In her memoirs, Julia Child recounts the tension between herself and her co-authors of Mastering The Art of French Cooking and their editors at Houghton Mifflin and then Knopf, before its publication in October 1961, over the length of the draft manuscript and the complexity of some of the recipes. Though the published work contains few, if any, simple, quick dishes to prepare, the overwhelming trend in America towards that which would be easy and fast to put on the table, at the expense of quality and taste, bedeviled Ms. Child and her co-authors. They put the book to bed and largely resisted the editors’ imprecations to appeal to industry misimpressions of the desires of the largest cookbook readership in the USA. Editor Avis DeVoto, in her extensive correspondence with Ms. Child, pre-publication, bemoaned the post-war dearth of servants and the consequent impoverishment of the upper-middle class American diet: “I can’t wait to see what you do about casseroles…There isn’t one casserole in a hundred that is fit to eat. ***** says that she ducks invitations to dine with young married people because she can’t, at her age, take the casserole any more– she described one composed of roast pork and canned Bing cherries, after which she came home and was sick…”

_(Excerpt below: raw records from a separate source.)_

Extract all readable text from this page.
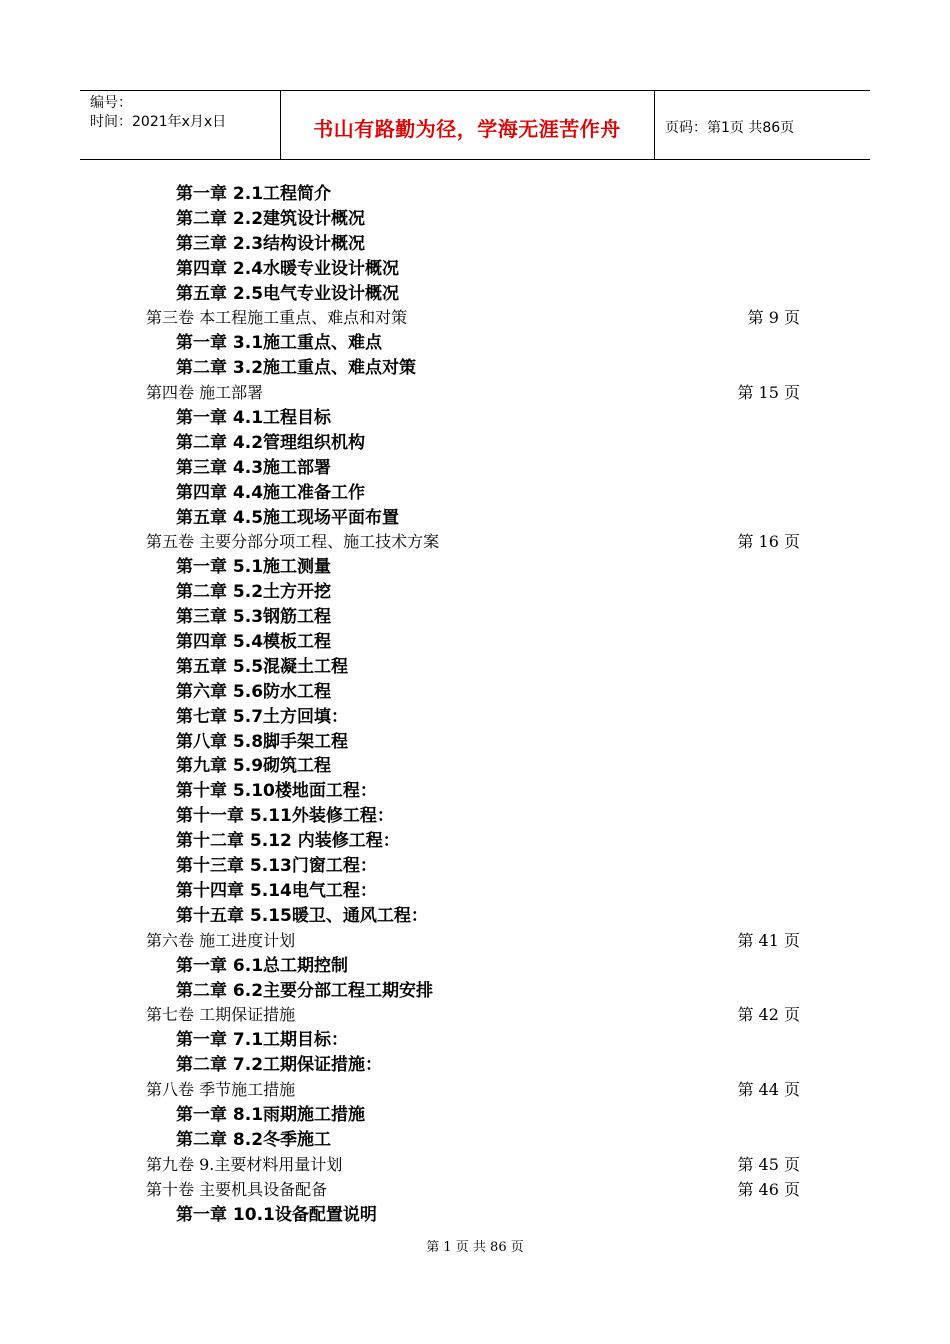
编号：
时间：2021年x月x日	书山有路勤为径，学海无涯苦作舟	页码：第1页 共86页
第一章 2.1工程简介
第二章 2.2建筑设计概况
第三章 2.3结构设计概况
第四章 2.4水暖专业设计概况
第五章 2.5电气专业设计概况
第三卷 本工程施工重点、难点和对策	第 9 页
第一章 3.1施工重点、难点
第二章 3.2施工重点、难点对策
第四卷 施工部署	第 15 页
第一章 4.1工程目标
第二章 4.2管理组织机构
第三章 4.3施工部署
第四章 4.4施工准备工作
第五章 4.5施工现场平面布置
第五卷 主要分部分项工程、施工技术方案	第 16 页
第一章 5.1施工测量
第二章 5.2土方开挖
第三章 5.3钢筋工程
第四章 5.4模板工程
第五章 5.5混凝土工程
第六章 5.6防水工程
第七章 5.7土方回填：
第八章 5.8脚手架工程
第九章 5.9砌筑工程
第十章 5.10楼地面工程：
第十一章 5.11外装修工程：
第十二章 5.12 内装修工程：
第十三章 5.13门窗工程：
第十四章 5.14电气工程：
第十五章 5.15暖卫、通风工程：
第六卷 施工进度计划	第 41 页
第一章 6.1总工期控制
第二章 6.2主要分部工程工期安排
第七卷 工期保证措施	第 42 页
第一章 7.1工期目标：
第二章 7.2工期保证措施：
第八卷 季节施工措施	第 44 页
第一章 8.1雨期施工措施
第二章 8.2冬季施工
第九卷 9.主要材料用量计划	第 45 页
第十卷 主要机具设备配备	第 46 页
第一章 10.1设备配置说明
第 1 页 共 86 页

Long ago, oaken trestle tables and faux Persian carpets adorned the grand ground floor space. Residents could enter the restaurant without going outdoors as was the fashion in finer residential hotels in Manhattan and at the St. George in Brooklyn Heights. In the early 1930’s Brooklyn phonebooks listed the dining room as “The Traymore” restaurant, quite possibly named after the apartment house itself when it opened at the end of the roaring 20’s, in a mini-paean of elegance and Anglophilia for the benefit of its all-rightnik predominantly Jewish tenants.
Microwave ovens are now ubiquitous. Jackie’s gone and so are the Dodgers. Perhaps one day, though, greatness will return to the corner of Ocean Avenue and Lincoln Road. But Casseroles of All Nations is dead and gone.